Si des cultures de loisirs bien subventionnées ont été utilisées comme rempart contre le communisme, elles sont également vulnérables au fascisme, comme le suggère Russell dans sa référence passagère à Mussolini. Pour le photographe Sergio Purtell, cette menace a pris la forme du dictateur militaire soutenu par les États-Unis Augusto Pinochet, installé au Chili avec l'aide de la CIA et des acolytes néolibéraux de Milton Friedman. Lorsque le gouvernement socialiste de Salvador Allende est tombé, Purtell a fui le pays. «Je suis parti aux États-Unis en 1973, seul», raconte-t-il It's Nice That. «J'avais 18 ans. J'ai occupé des emplois subalternes et je me suis mis à l'école. Il a finalement obtenu un BFA de la Rhode Island School of Design et un MFA de Yale.
Plutôt que de s'asseoir à un bureau et de faire des travaux de conception pour rembourser ses prêts étudiants, Purtell a décidé qu'il devait voyager. «Chaque été, de la fin des années 70 au milieu des années 80, j'achetais un billet aller-retour bon marché de New York à Londres, et de là, j'obtenais un pass Eurail. En voyageant à bon marché, je pouvais me déplacer librement à travers l'Europe, en louant des chambres dans de petits hôtels miteux, généralement juste à côté de la gare. Parfois, je dormais même là, à l'étage de la gare.

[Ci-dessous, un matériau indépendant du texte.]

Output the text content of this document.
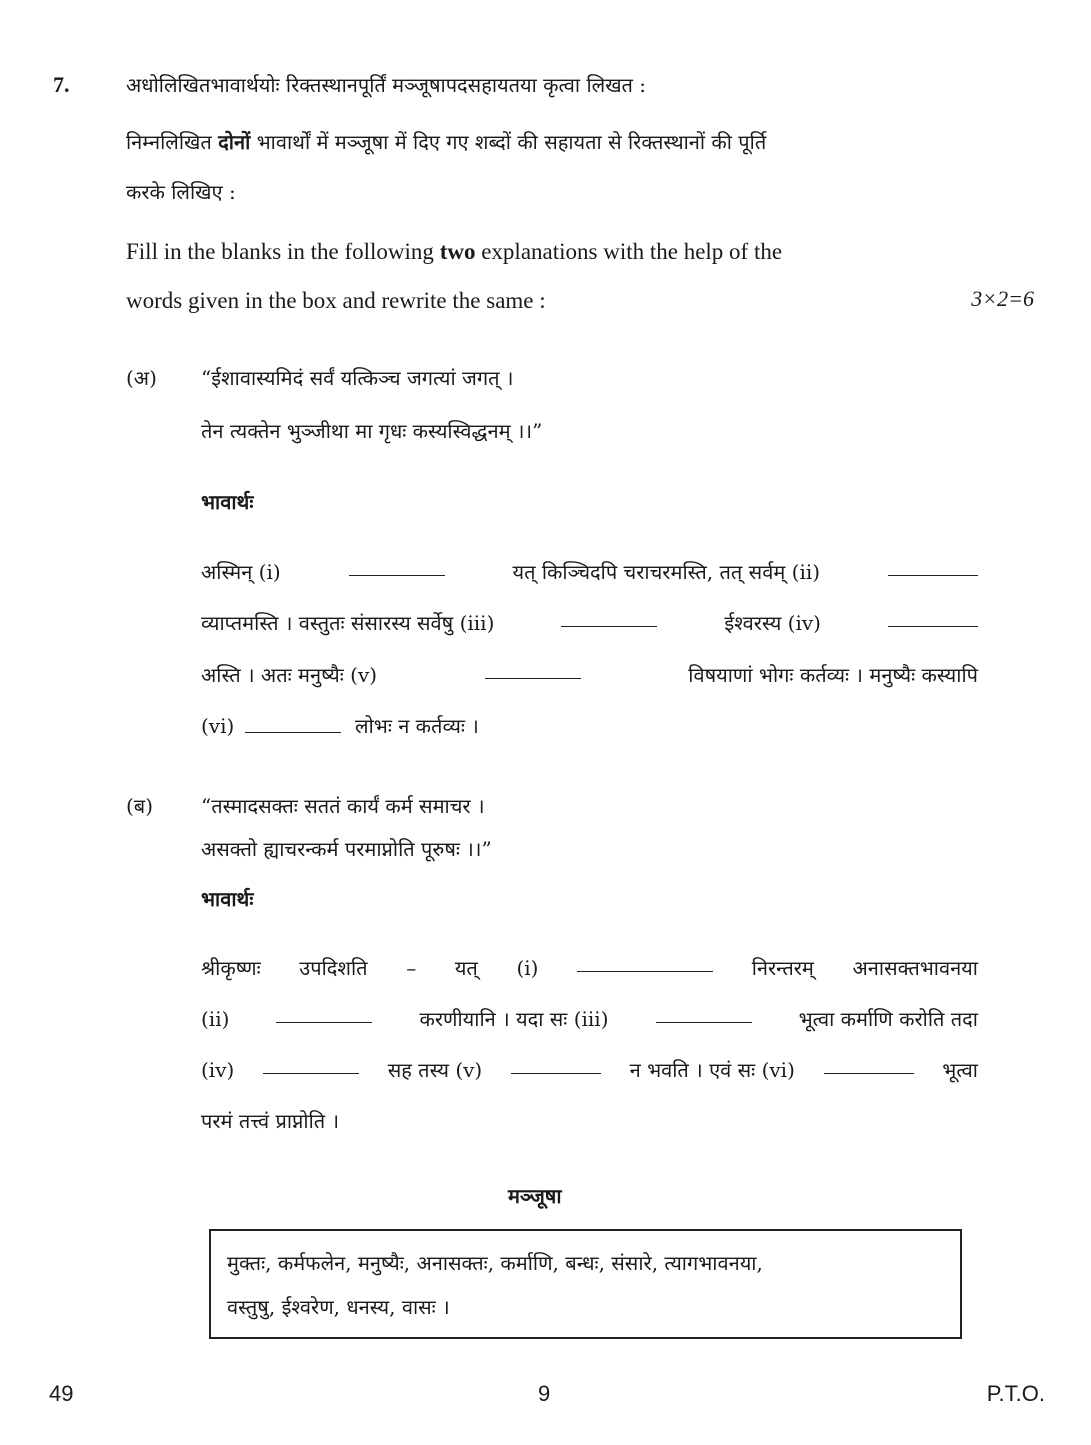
7.	अधोलिखितभावार्थयोः रिक्तस्थानपूर्तिं मञ्जूषापदसहायतया कृत्वा लिखत :
निम्नलिखित दोनों भावार्थों में मञ्जूषा में दिए गए शब्दों की सहायता से रिक्तस्थानों की पूर्ति
करके लिखिए :
Fill in the blanks in the following two explanations with the help of the
words given in the box and rewrite the same :	3×2=6
(अ) “ईशावास्यमिदं सर्वं यत्किञ्च जगत्यां जगत् ।
तेन त्यक्तेन भुञ्जीथा मा गृधः कस्यस्विद्धनम् ।।”
भावार्थः
अस्मिन् (i)	यत् किञ्चिदपि चराचरमस्ति, तत् सर्वम् (ii)
व्याप्तमस्ति । वस्तुतः संसारस्य सर्वेषु (iii)	ईश्वरस्य (iv)
अस्ति । अतः मनुष्यैः (v)	विषयाणां भोगः कर्तव्यः । मनुष्यैः कस्यापि
(vi)	लोभः न कर्तव्यः ।
(ब) “तस्मादसक्तः सततं कार्यं कर्म समाचर ।
असक्तो ह्याचरन्कर्म परमाप्नोति पूरुषः ।।”
भावार्थः
श्रीकृष्णः उपदिशति – यत् (i)	निरन्तरम् अनासक्तभावनया
(ii)	करणीयानि । यदा सः (iii)	भूत्वा कर्माणि करोति तदा
(iv)	सह तस्य (v)	न भवति । एवं सः (vi)	भूत्वा
परमं तत्त्वं प्राप्नोति ।
मञ्जूषा
मुक्तः, कर्मफलेन, मनुष्यैः, अनासक्तः, कर्माणि, बन्धः, संसारे, त्यागभावनया,
वस्तुषु, ईश्वरेण, धनस्य, वासः ।
49	9	P.T.O.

L'errance avait du sens, dit-il. «Mon père était arrivé au Chili en 1954, sur une Harley Davidson…. J'ai quitté le Chili pour les États-Unis… fuyant une dictature imminente. Dans les voyages de Purtell, il a semblé trouver ce qu'il ne savait pas qu'il avait manqué.

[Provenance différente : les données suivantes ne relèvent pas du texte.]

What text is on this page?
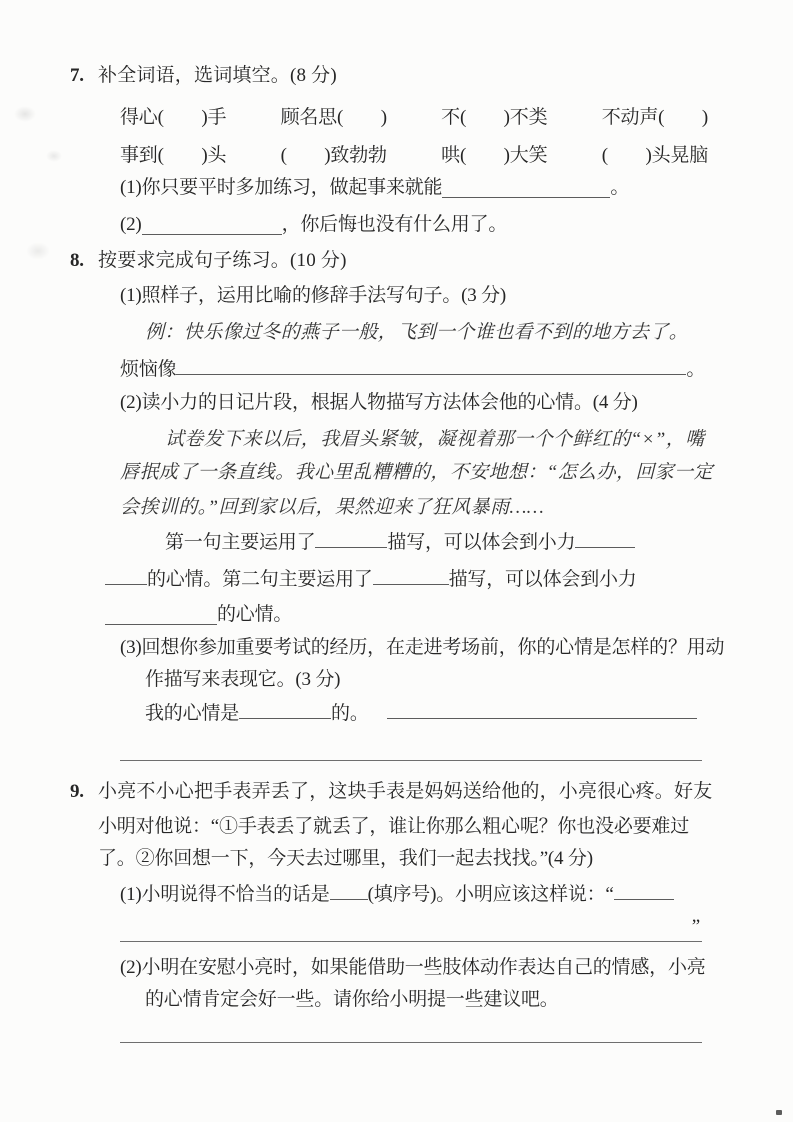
7. 补全词语，选词填空。(8 分)
得心(　　)手	顾名思(　　)	不(　　)不类	不动声(　　)
事到(　　)头	(　　)致勃勃	哄(　　)大笑	(　　)头晃脑
(1)你只要平时多加练习，做起事来就能	。
(2)	，你后悔也没有什么用了。
8. 按要求完成句子练习。(10 分)
(1)照样子，运用比喻的修辞手法写句子。(3 分)
例：快乐像过冬的燕子一般，飞到一个谁也看不到的地方去了。
烦恼像	。
(2)读小力的日记片段，根据人物描写方法体会他的心情。(4 分)
试卷发下来以后，我眉头紧皱，凝视着那一个个鲜红的“×”，嘴
唇抿成了一条直线。我心里乱糟糟的，不安地想：“怎么办，回家一定
会挨训的。”回到家以后，果然迎来了狂风暴雨……
第一句主要运用了	描写，可以体会到小力
的心情。第二句主要运用了	描写，可以体会到小力
的心情。
(3)回想你参加重要考试的经历，在走进考场前，你的心情是怎样的？用动
作描写来表现它。(3 分)
我的心情是	的。
9. 小亮不小心把手表弄丢了，这块手表是妈妈送给他的，小亮很心疼。好友
小明对他说：“①手表丢了就丢了，谁让你那么粗心呢？你也没必要难过
了。②你回想一下，今天去过哪里，我们一起去找找。”(4 分)
(1)小明说得不恰当的话是 (填序号)。小明应该这样说：“
”
(2)小明在安慰小亮时，如果能借助一些肢体动作表达自己的情感，小亮
的心情肯定会好一些。请你给小明提一些建议吧。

Je me suis tout de suite rappelé de ma vie à Santiago: les maniérismes, les coutumes, l'architecture, l'attitude détendue envers la vie, les matins dans les cafés nourrir une tasse aussi longtemps que l'on voulait, les après-midis passés à se prélasser au frais d'une fontaine, et terminer la journée au bar local avec un verre de vin.

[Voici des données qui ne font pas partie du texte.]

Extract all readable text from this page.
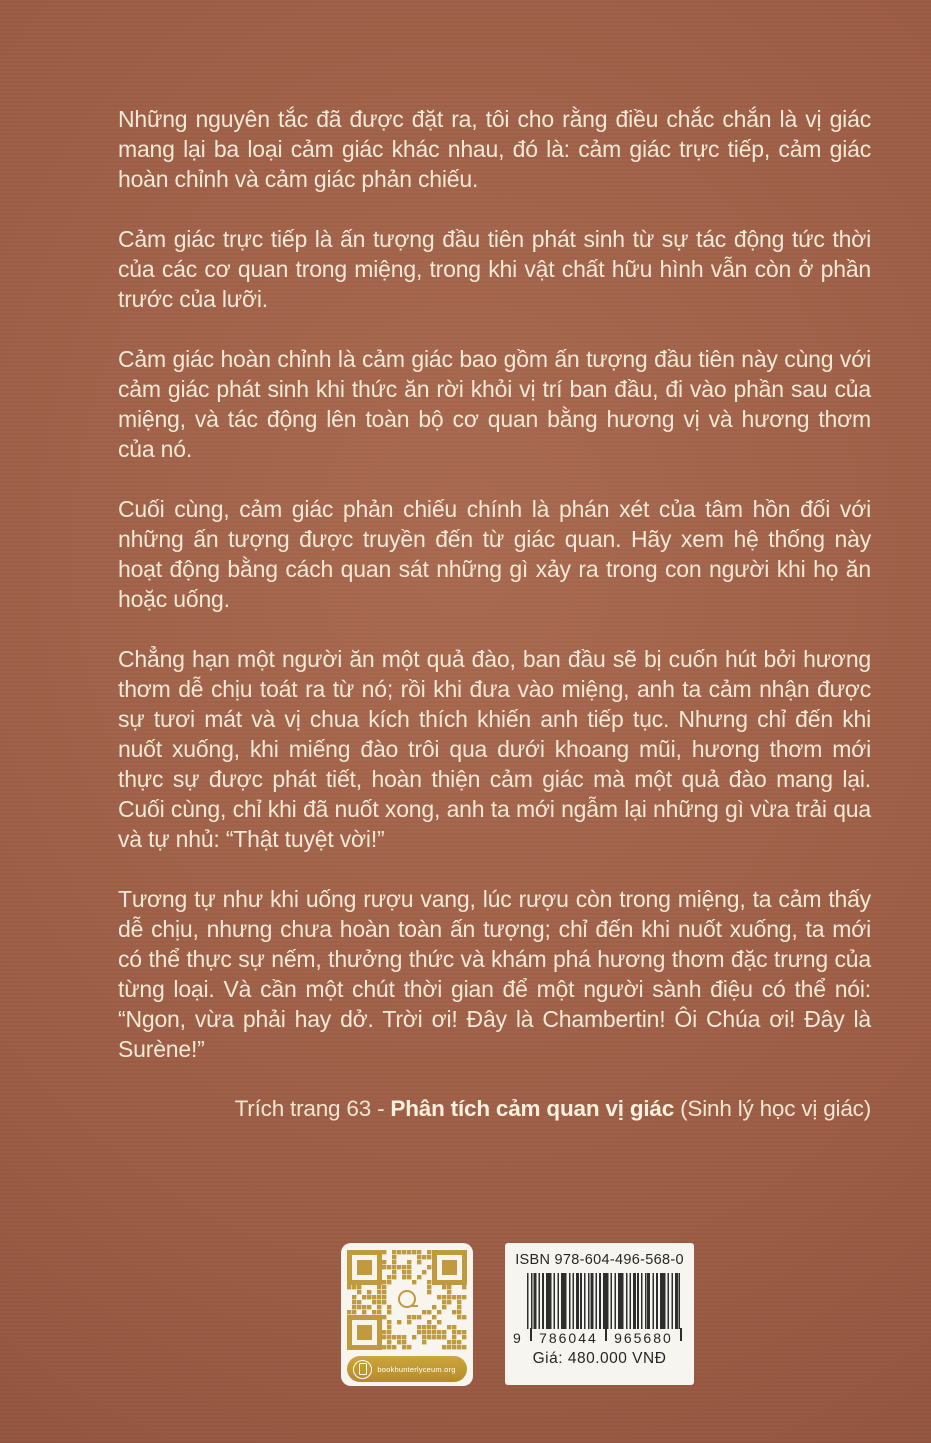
Những nguyên tắc đã được đặt ra, tôi cho rằng điều chắc chắn là vị giác mang lại ba loại cảm giác khác nhau, đó là: cảm giác trực tiếp, cảm giác hoàn chỉnh và cảm giác phản chiếu.

Cảm giác trực tiếp là ấn tượng đầu tiên phát sinh từ sự tác động tức thời của các cơ quan trong miệng, trong khi vật chất hữu hình vẫn còn ở phần trước của lưỡi.

Cảm giác hoàn chỉnh là cảm giác bao gồm ấn tượng đầu tiên này cùng với cảm giác phát sinh khi thức ăn rời khỏi vị trí ban đầu, đi vào phần sau của miệng, và tác động lên toàn bộ cơ quan bằng hương vị và hương thơm của nó.

Cuối cùng, cảm giác phản chiếu chính là phán xét của tâm hồn đối với những ấn tượng được truyền đến từ giác quan. Hãy xem hệ thống này hoạt động bằng cách quan sát những gì xảy ra trong con người khi họ ăn hoặc uống.

Chẳng hạn một người ăn một quả đào, ban đầu sẽ bị cuốn hút bởi hương thơm dễ chịu toát ra từ nó; rồi khi đưa vào miệng, anh ta cảm nhận được sự tươi mát và vị chua kích thích khiến anh tiếp tục. Nhưng chỉ đến khi nuốt xuống, khi miếng đào trôi qua dưới khoang mũi, hương thơm mới thực sự được phát tiết, hoàn thiện cảm giác mà một quả đào mang lại. Cuối cùng, chỉ khi đã nuốt xong, anh ta mới ngẫm lại những gì vừa trải qua và tự nhủ: “Thật tuyệt vời!”

Tương tự như khi uống rượu vang, lúc rượu còn trong miệng, ta cảm thấy dễ chịu, nhưng chưa hoàn toàn ấn tượng; chỉ đến khi nuốt xuống, ta mới có thể thực sự nếm, thưởng thức và khám phá hương thơm đặc trưng của từng loại. Và cần một chút thời gian để một người sành điệu có thể nói: “Ngon, vừa phải hay dở. Trời ơi! Đây là Chambertin! Ôi Chúa ơi! Đây là Surène!”

Trích trang 63 - Phân tích cảm quan vị giác (Sinh lý học vị giác)

bookhunterlyceum.org
ISBN 978-604-496-568-0
9 786044 965680
Giá: 480.000 VNĐ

J'étudiais les petits gestes, le désordre du loisir…. J'avais le droit d'enregistrer des vies qui me semblaient familières alors que je venais d'arriver.
Recueillant ces photographies des décennies plus tard, Purtell a préféré regarder en arrière avec nostalgie et en avant avec espoir, et «sortir la politique de l'image» lorsque son éditeur a suggéré le titre Moral Europe. Au lieu de cela, il a choisi Love's Labor, en référence à la première comédie de Shakespeare dans laquelle, ironiquement, les personnages principaux renoncent au plaisir sexuel. C'est aussi, dit-il, une pièce de théâtre «où l'amour est la force unificatrice». L'amour, c'est-à-dire finalement le loisir.